Of note, participants in the moderate-to-high-satisfaction group – despite occasionally achieving the ‘extremely happy’ level – did not consistently sustain high satisfaction across all dimensions of well-being. They had higher CVD risks than the high-satisfaction group, who were generally in a ‘very happy’ state across a more balanced range of dimensions. “This finding highlights the importance of a holistic approach to well-being, considering multiple dimensions to assess an individual’s overall state,” the researchers said.
A viable target for CVD prevention
The study cohort comprised 121,317 participants (mean age 56.56 years, 55 percent women). Over a median follow-up period of 11.77 years, various CVD cases were recorded: chronic ischaemic heart disease (n=9,177), MI (n=6,462), stroke (n=5,990), and HF (n=3,323).
“In light of the generally irreversible nature of most CVDs, primary prevention has become a critical approach in maintaining CV and cerebrovascular health,” said the researchers. “The findings underscore the importance of incorporating well-being enhancement strategies into public health initiatives aimed at reducing CVD risk.”

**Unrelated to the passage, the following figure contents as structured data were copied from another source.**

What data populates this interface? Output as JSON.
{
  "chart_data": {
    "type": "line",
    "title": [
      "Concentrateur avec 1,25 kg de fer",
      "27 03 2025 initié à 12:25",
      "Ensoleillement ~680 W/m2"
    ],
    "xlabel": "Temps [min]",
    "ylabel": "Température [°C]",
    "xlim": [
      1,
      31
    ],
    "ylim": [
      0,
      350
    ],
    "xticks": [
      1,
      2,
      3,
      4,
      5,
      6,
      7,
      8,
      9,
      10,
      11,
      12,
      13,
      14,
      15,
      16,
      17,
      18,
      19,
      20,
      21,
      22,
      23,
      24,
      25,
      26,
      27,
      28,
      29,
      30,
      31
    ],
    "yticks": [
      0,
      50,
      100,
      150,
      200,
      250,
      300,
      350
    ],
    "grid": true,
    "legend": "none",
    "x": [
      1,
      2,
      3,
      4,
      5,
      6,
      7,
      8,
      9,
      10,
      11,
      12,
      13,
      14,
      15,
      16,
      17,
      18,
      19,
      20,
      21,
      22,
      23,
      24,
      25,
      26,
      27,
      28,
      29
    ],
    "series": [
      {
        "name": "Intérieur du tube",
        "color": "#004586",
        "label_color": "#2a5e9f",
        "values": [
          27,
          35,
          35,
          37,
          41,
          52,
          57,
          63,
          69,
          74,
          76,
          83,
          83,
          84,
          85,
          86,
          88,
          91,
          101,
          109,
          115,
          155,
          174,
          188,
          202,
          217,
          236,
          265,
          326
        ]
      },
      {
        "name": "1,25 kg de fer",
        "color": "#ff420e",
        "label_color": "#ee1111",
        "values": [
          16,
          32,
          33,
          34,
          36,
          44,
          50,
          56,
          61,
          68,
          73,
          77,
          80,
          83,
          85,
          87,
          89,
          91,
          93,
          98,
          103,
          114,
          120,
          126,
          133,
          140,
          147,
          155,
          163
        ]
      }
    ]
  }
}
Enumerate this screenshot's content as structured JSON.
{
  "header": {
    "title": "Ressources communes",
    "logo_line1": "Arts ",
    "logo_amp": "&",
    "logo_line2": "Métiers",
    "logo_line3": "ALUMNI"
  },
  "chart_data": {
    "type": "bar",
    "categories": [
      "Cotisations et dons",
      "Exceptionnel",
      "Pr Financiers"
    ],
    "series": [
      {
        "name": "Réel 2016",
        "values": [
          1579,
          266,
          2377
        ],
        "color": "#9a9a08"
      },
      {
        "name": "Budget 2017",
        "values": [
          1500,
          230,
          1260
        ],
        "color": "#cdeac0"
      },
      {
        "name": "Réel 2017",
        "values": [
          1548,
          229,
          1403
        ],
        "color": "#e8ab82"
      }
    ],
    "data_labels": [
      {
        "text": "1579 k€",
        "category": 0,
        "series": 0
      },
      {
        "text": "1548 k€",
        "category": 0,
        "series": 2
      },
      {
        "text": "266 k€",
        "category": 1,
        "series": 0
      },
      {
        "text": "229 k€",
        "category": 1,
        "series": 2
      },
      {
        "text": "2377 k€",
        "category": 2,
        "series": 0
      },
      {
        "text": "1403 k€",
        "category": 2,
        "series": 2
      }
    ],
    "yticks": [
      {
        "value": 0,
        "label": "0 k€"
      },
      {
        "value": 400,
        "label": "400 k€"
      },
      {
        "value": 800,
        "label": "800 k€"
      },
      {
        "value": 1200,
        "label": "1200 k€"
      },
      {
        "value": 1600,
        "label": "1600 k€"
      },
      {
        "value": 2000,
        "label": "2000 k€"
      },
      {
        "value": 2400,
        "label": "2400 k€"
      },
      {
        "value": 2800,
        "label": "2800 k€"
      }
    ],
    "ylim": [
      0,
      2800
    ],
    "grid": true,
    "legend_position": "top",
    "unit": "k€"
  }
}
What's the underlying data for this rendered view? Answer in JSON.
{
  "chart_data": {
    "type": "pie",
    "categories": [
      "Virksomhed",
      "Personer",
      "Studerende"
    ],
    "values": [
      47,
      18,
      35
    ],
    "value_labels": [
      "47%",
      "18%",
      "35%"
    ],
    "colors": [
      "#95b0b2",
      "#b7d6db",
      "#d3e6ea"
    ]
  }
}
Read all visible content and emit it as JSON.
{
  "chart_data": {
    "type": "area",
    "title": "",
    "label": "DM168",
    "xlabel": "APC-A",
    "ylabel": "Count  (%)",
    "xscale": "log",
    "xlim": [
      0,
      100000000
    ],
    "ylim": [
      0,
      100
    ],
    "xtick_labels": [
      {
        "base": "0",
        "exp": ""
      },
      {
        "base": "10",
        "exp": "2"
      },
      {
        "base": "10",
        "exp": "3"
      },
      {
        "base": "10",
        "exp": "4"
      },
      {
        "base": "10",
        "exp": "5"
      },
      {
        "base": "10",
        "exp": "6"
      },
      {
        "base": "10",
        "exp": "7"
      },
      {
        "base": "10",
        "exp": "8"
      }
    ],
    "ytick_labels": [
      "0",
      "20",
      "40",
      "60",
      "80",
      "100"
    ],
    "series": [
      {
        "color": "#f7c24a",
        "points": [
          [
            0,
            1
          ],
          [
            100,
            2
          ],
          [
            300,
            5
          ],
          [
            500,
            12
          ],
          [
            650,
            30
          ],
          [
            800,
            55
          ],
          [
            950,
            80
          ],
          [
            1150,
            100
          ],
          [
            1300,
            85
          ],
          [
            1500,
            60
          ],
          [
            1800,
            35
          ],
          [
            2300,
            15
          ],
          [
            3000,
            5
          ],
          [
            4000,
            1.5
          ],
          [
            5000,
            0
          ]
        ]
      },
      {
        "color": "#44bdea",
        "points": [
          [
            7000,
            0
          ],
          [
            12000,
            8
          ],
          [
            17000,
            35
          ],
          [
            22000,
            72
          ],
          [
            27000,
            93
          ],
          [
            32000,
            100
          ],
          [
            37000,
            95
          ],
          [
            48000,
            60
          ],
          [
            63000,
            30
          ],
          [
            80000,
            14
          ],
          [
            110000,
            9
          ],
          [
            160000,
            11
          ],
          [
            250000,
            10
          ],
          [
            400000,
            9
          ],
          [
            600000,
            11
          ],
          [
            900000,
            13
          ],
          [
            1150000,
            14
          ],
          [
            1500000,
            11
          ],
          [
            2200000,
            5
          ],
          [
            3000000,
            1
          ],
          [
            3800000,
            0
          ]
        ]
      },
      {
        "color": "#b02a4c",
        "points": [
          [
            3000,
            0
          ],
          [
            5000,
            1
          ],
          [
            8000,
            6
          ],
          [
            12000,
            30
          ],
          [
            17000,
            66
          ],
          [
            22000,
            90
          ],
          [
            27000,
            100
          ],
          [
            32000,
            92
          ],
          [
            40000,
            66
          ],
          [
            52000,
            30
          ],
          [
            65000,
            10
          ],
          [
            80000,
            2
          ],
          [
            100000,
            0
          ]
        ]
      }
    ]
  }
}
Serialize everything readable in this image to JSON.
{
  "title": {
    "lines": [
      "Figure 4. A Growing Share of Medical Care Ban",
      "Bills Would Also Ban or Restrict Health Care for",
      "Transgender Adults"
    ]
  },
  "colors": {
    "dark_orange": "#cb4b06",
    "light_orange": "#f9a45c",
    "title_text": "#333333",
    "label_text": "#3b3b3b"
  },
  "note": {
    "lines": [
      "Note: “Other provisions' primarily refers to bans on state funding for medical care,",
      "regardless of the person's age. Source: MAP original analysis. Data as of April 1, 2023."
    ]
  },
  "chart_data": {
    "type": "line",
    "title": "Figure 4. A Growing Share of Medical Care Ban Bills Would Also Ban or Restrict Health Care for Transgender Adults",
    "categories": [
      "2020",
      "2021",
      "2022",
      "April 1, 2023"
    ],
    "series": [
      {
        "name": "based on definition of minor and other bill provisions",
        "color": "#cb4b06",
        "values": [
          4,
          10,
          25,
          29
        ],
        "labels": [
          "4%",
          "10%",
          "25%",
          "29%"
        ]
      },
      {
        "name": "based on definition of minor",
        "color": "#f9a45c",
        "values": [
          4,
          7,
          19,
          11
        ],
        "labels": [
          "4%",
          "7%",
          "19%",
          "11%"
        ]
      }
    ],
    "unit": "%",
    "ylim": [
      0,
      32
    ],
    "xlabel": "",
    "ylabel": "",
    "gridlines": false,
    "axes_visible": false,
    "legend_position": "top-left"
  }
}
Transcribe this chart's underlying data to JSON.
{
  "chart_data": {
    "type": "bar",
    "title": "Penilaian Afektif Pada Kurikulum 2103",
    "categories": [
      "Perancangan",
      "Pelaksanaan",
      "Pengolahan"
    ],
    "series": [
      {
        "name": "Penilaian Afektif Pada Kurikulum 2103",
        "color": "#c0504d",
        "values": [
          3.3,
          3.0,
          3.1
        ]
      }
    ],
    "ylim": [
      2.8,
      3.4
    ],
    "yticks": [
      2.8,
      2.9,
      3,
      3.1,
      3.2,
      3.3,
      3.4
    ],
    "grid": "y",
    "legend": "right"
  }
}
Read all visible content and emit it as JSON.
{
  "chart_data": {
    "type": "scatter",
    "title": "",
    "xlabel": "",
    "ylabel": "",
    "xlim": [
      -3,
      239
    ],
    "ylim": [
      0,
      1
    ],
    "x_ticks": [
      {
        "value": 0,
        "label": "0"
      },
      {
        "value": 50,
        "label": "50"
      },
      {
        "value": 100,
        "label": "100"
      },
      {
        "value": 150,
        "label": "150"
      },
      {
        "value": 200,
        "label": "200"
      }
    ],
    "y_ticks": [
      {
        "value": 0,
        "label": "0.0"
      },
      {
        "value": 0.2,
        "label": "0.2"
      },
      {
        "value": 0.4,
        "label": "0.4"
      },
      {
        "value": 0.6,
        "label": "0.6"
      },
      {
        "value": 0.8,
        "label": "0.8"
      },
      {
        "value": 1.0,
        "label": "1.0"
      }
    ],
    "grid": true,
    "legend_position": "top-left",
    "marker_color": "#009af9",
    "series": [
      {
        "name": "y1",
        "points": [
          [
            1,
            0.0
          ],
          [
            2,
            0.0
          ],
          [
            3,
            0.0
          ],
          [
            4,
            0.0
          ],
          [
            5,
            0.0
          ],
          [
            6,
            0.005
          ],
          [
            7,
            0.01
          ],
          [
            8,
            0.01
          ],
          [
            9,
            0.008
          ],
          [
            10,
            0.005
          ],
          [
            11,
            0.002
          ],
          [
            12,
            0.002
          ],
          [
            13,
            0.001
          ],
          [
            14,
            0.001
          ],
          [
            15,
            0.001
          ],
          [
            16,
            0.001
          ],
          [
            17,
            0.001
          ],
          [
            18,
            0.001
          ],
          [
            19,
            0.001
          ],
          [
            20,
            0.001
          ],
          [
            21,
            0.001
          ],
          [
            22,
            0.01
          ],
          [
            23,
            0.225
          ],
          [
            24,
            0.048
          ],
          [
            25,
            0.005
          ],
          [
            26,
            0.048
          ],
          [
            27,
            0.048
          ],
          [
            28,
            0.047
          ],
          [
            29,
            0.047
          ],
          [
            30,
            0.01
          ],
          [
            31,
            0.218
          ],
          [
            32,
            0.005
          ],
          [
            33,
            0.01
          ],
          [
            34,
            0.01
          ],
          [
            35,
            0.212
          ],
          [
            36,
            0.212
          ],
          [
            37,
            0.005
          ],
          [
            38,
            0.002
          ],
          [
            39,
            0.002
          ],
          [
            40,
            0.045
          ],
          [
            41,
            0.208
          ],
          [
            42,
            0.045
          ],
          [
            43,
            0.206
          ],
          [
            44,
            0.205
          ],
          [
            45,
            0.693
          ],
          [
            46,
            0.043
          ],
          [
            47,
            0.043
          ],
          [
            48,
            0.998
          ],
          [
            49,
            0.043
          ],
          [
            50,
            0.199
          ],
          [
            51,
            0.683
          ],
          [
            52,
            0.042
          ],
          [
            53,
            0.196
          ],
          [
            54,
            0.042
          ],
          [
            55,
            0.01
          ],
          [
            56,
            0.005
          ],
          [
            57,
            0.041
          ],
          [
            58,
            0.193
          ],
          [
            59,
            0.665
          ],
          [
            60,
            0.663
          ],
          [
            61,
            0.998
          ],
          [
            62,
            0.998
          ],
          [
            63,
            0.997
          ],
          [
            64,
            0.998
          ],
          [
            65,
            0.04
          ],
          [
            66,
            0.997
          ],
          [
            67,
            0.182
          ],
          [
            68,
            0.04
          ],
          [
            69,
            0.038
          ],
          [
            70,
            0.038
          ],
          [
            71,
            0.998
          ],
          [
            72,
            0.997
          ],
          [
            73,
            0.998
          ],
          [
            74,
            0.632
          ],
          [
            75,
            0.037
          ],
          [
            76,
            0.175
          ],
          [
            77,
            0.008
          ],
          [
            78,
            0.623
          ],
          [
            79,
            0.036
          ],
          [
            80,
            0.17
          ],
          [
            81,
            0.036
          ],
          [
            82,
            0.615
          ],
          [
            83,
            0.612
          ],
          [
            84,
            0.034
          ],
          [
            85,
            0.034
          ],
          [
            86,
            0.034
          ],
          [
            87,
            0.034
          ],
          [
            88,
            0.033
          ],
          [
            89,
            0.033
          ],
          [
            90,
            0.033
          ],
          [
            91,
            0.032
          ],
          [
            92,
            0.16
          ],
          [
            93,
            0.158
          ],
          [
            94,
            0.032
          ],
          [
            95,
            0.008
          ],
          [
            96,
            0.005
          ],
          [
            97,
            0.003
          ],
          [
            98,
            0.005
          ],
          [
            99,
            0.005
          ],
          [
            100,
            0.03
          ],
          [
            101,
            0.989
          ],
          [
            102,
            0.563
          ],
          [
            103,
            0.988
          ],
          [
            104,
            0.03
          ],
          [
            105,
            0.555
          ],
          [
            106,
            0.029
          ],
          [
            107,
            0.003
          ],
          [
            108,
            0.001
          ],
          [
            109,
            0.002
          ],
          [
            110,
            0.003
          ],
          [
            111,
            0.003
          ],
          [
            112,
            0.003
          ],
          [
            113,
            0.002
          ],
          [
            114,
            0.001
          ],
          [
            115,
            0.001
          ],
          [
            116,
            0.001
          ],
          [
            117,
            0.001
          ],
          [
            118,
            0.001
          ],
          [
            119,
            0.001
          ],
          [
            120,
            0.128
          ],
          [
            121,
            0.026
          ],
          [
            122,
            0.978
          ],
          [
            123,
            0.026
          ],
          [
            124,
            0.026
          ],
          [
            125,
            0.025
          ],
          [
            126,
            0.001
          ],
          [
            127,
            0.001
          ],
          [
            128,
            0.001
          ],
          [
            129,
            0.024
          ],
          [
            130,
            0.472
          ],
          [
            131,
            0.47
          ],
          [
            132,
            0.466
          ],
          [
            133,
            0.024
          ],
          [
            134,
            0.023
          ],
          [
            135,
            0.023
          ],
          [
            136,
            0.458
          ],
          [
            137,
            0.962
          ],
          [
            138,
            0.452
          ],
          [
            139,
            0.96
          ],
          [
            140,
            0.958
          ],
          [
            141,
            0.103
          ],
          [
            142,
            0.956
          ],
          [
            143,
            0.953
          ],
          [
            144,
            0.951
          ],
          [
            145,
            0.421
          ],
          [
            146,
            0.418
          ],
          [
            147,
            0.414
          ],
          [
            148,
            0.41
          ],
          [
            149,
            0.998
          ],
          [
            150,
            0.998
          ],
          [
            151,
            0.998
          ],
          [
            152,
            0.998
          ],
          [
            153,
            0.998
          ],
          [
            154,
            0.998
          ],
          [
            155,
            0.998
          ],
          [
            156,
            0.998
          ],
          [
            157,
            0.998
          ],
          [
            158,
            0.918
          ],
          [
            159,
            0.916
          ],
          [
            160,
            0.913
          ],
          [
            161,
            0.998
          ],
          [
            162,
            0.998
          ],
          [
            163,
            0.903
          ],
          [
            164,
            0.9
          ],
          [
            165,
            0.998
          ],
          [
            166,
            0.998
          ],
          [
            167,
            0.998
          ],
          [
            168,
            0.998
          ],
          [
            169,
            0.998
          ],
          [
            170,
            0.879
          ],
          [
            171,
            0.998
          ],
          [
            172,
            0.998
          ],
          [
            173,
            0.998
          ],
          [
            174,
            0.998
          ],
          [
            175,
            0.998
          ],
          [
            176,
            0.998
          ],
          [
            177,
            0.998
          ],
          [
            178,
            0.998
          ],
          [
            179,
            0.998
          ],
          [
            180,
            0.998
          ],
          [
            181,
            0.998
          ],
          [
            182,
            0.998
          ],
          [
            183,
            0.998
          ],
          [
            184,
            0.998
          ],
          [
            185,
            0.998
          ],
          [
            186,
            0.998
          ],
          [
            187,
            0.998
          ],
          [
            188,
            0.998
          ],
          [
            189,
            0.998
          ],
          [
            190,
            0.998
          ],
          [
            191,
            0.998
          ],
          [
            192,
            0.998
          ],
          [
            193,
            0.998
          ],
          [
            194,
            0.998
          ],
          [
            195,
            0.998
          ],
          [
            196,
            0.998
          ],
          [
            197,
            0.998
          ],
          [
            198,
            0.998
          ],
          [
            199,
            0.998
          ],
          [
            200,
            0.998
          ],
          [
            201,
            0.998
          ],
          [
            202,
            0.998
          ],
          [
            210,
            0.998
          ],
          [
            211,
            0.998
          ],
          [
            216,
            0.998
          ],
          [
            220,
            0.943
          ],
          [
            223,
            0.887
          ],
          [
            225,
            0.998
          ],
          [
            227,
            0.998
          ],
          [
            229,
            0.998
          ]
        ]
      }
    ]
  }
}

However, some outcomes were self-reported, which might have introduced biases. The predominantly White lineage and participants belonging to more affluent and healthier UK neighbourhoods also limit generalizability of the findings.
Despite the limitations, the large sample size, long follow-up, and several CVD outcomes evaluated may have contributed to the strong inverse relationship between well-being and CVD risk.
“Understanding this relationship could aid in identifying at-risk populations and devising intervention strategies to enhance well-being, potentially reducing the incidence of CV and cerebrovascular diseases,” the researchers concluded.